This 2-year-old boy presented to the otolarynology department with a discharging midline nasal lesion. The lesion, present since birth, had occasionally discharged some pus-like fluid. It was usually treated with oral antibiotics, but, on this occasion, it had failed to respond, and there was some associated local swelling (fig 1). The child was pyrexial but otherwise well.
CT and MRI revealed the lesion to be a nasal dermoid with a meningeal communication. There was associated dural enhancement (fig 2). Pneumococcus was isolated from blood cultures. The acute infection was managed with intravenous antibiotics before being evaluated by the local craniofacial team.

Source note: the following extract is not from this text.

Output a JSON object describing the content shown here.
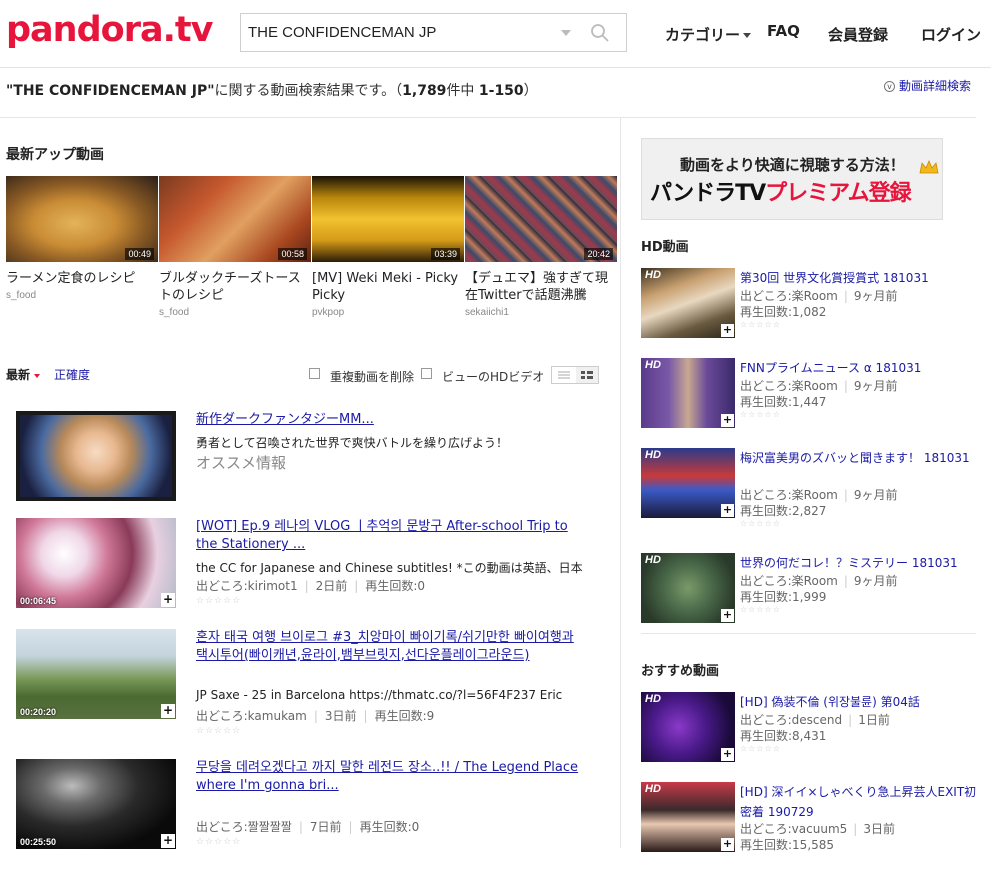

Nasal dermoids arise when there is failed involution of the dural projection which extends through the foramen caecum in the first trimester. Encephaloceles and nasal gliomas may form in the same way.1 The nasal dermoid may have an associated sinus on the nasal dorsum and discharge hairs or sebaceous material.1 Around 20% have a persisting dural communication, which may result in the development of intracranial complications.1 2
CT and MRI enable accurate evaluation of bony detail and the detection of intracranial disease. Complete surgical excision is the treatment of choice. This may be performed by a variety of approaches depending on the size and extent of the lesion.3
Midline nasal lesions may not always be clinically impressive. However, they should be taken seriously, given the potential complications associated with them, and referred early for surgical evaluation.